Parallèlement, Valérie entame une collaboration avec l’éditeur chinois FT Culture grâce Corinne Bertrand, qui dirige toujours aussi la collection Quadrants. Elle se propose alors d’adapter en bande dessinée les nouvelles de Liu Cixin, le romancier qui a remporté le prix Hugo en 2015 pour son roman Le Problème à trois corps. Valérie scénarise Yuanyuan’s bubbles dans cette nouvelle collection avec Steven Dupré au dessin. Ce récit, à la fois tendre et ambitieux, montre une jeune fille sauver une ville de l’avancée du désert grâce à… des bulles de savons. Il est paru en Chine en 2022 et en France l’année suivante.
L’Histoire encore et toujours
Parallèlement, Valérie continue ses récits historique. En 2018, elle participe au collectif Traces de la Grande Guerre aux éditions de la Gouttière pour commémorer les soixante-dix ans de la fin de la Première Guerre mondiale.
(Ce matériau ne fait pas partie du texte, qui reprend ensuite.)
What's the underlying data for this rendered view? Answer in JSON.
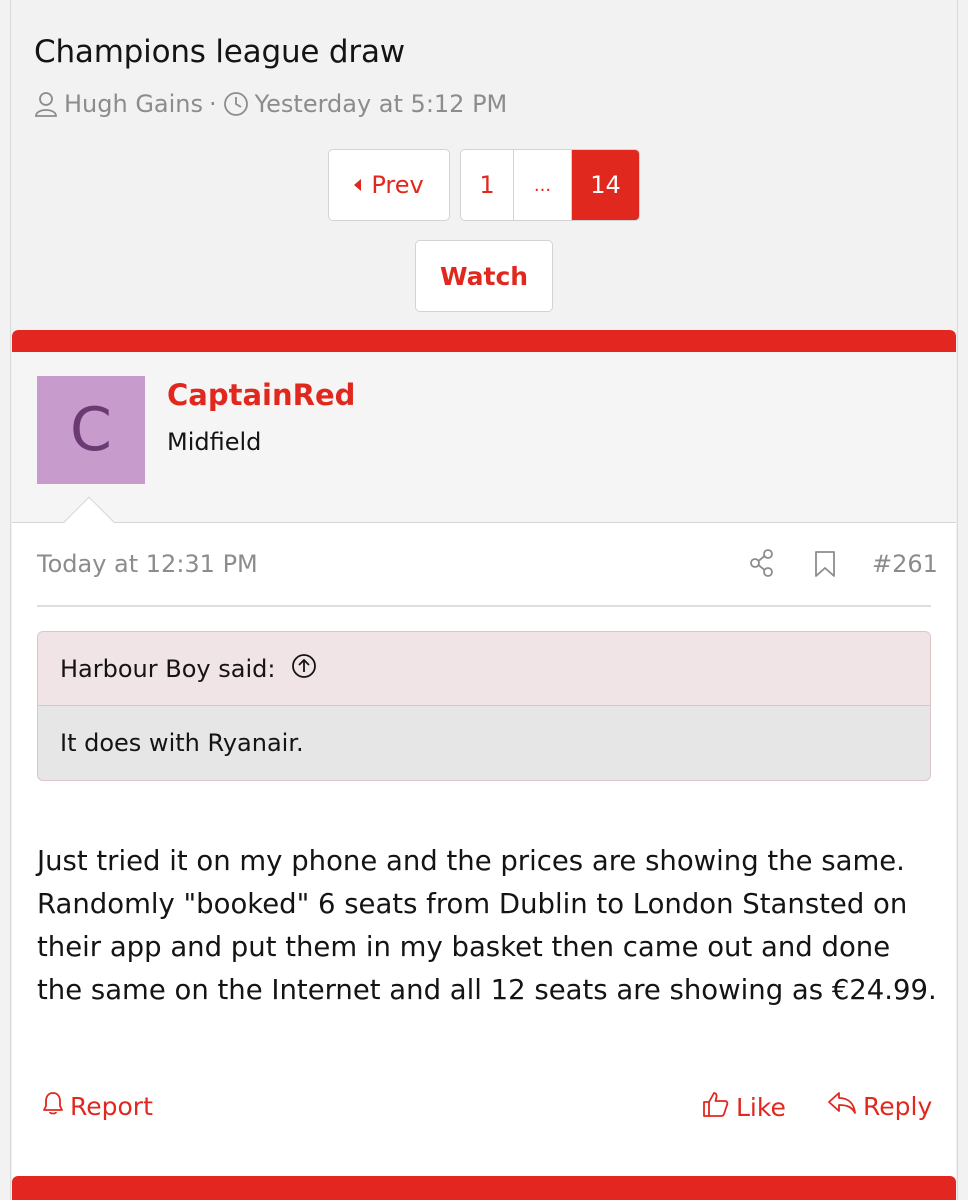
{
  "thread": {
    "title": "Champions league draw",
    "author": "Hugh Gains",
    "separator": "·",
    "time": "Yesterday at 5:12 PM"
  },
  "pagination": {
    "prev_label": "Prev",
    "pages": [
      "1",
      "...",
      "14"
    ],
    "current": "14"
  },
  "watch_label": "Watch",
  "post": {
    "avatar_letter": "C",
    "username": "CaptainRed",
    "user_title": "Midfield",
    "date": "Today at 12:31 PM",
    "number": "#261",
    "quote": {
      "attribution": "Harbour Boy said:",
      "text": "It does with Ryanair."
    },
    "body": "Just tried it on my phone and the prices are showing the same. Randomly \"booked\" 6 seats from Dublin to London Stansted on their app and put them in my basket then came out and done the same on the Internet and all 12 seats are showing as €24.99.",
    "actions": {
      "report": "Report",
      "like": "Like",
      "reply": "Reply"
    }
  },
  "colors": {
    "accent": "#e0281f",
    "avatar_bg": "#c79bcc",
    "avatar_letter": "#6b3a73"
  }
}
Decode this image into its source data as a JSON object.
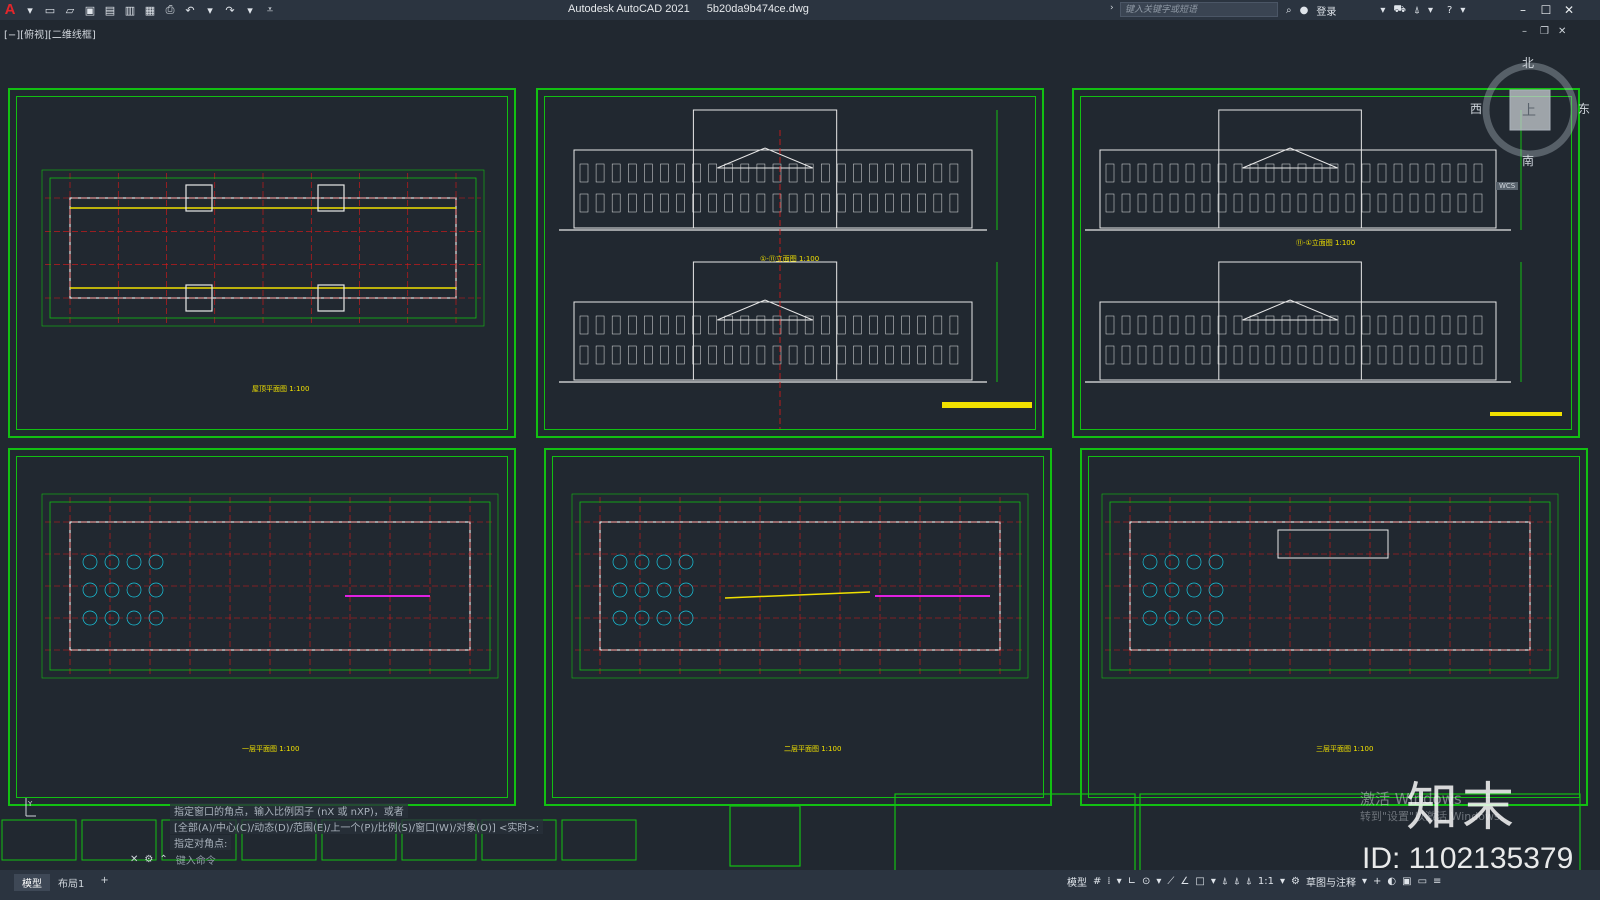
{
  "app": {
    "logo": "A",
    "title": "Autodesk AutoCAD 2021",
    "filename": "5b20da9b474ce.dwg"
  },
  "search": {
    "placeholder": "键入关键字或短语"
  },
  "account": {
    "login_label": "登录"
  },
  "viewport": {
    "label": "[−][俯视][二维线框]"
  },
  "viewcube": {
    "north": "北",
    "south": "南",
    "east": "东",
    "west": "西",
    "face": "上",
    "wcs": "WCS"
  },
  "command": {
    "line1": "指定窗口的角点，输入比例因子 (nX 或 nXP)，或者",
    "line2": "[全部(A)/中心(C)/动态(D)/范围(E)/上一个(P)/比例(S)/窗口(W)/对象(O)] <实时>:",
    "line3": "指定对角点:",
    "input_placeholder": "键入命令"
  },
  "layouts": [
    {
      "label": "模型",
      "active": true
    },
    {
      "label": "布局1",
      "active": false
    }
  ],
  "add_layout": "+",
  "status": {
    "model": "模型",
    "scale": "1:1",
    "workspace": "草图与注释"
  },
  "sheets": [
    {
      "title": "屋顶平面图 1:100"
    },
    {
      "title": "①-⑪立面图 1:100"
    },
    {
      "title": "⑪-①立面图 1:100"
    },
    {
      "title": "一层平面图 1:100"
    },
    {
      "title": "二层平面图 1:100"
    },
    {
      "title": "三层平面图 1:100"
    }
  ],
  "overlay": {
    "activate_line1": "激活 Windows",
    "activate_line2": "转到\"设置\"以激活 Windows。",
    "brand": "知末",
    "id_text": "ID: 1102135379"
  },
  "colors": {
    "background": "#212830",
    "frame_green": "#12c012",
    "axis_red": "#e01818",
    "line_white": "#e8e8e8",
    "yellow": "#f0e000",
    "cyan": "#19c8e0",
    "magenta": "#e020e0"
  }
}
Avec ses amis de l’Atelier virtuel, elle réalise Guerre éternelle, un court récit montrant les forêts du nord de la France comme parcourues par des siècles, voire des millénaires de terribles combats.
Quelques mois plus tard, les éditions Casterman et les enfants de Jacques Martin qui apprécient le développement donné à son univers par Alix senator, demandent à Valérie de poursuivre directement une autre de ses série : Jhen. Elle en écrit donc le tome 18 qui sort en 2020. Se déroulant à Bayeux, la ville d’adoption de Valérie, il met aux prises les Anglais de la Guerre de Cent ans et le fantôme de Guillaume le Conquérant autour de la tapisserie qui a fait la célébrité de la ville.
Space-opera, contes fantastiques, uchronie, sagas historiques… Les univers développés par Valérie sont toujours aussi nombreux et variés.
De nouveaux engagements
Dès 2007, elle a fait partie avec Denis des fondateurs du syndicat des auteurs de BD au sein du SNAC (Syndicat National des Auteurs et des Compositeurs).
Cela les a amenés 8 ans plus tard, à créer avec Benoît Peeters les États Généraux de la Bande Dessinée. Dans le contexte de forte crise que connaît la BD, l’association a pour but d’analyser économiquement et sociologiquement la situation des acteurs de la BD pour essayer de dessiner un avenir plus favorable à tous.
Ces réflexions trouvent tout naturellement leur prolongement, dans la fondation, en 2018, de la Ligue des Auteurs professionnels, le rassemblement inédit d’un collectif d’auteurs et d’une fédération d’organisations. Tous se liguent pour sauvegarder leur métier et améliorer concrètement les conditions de création de tous les auteurs.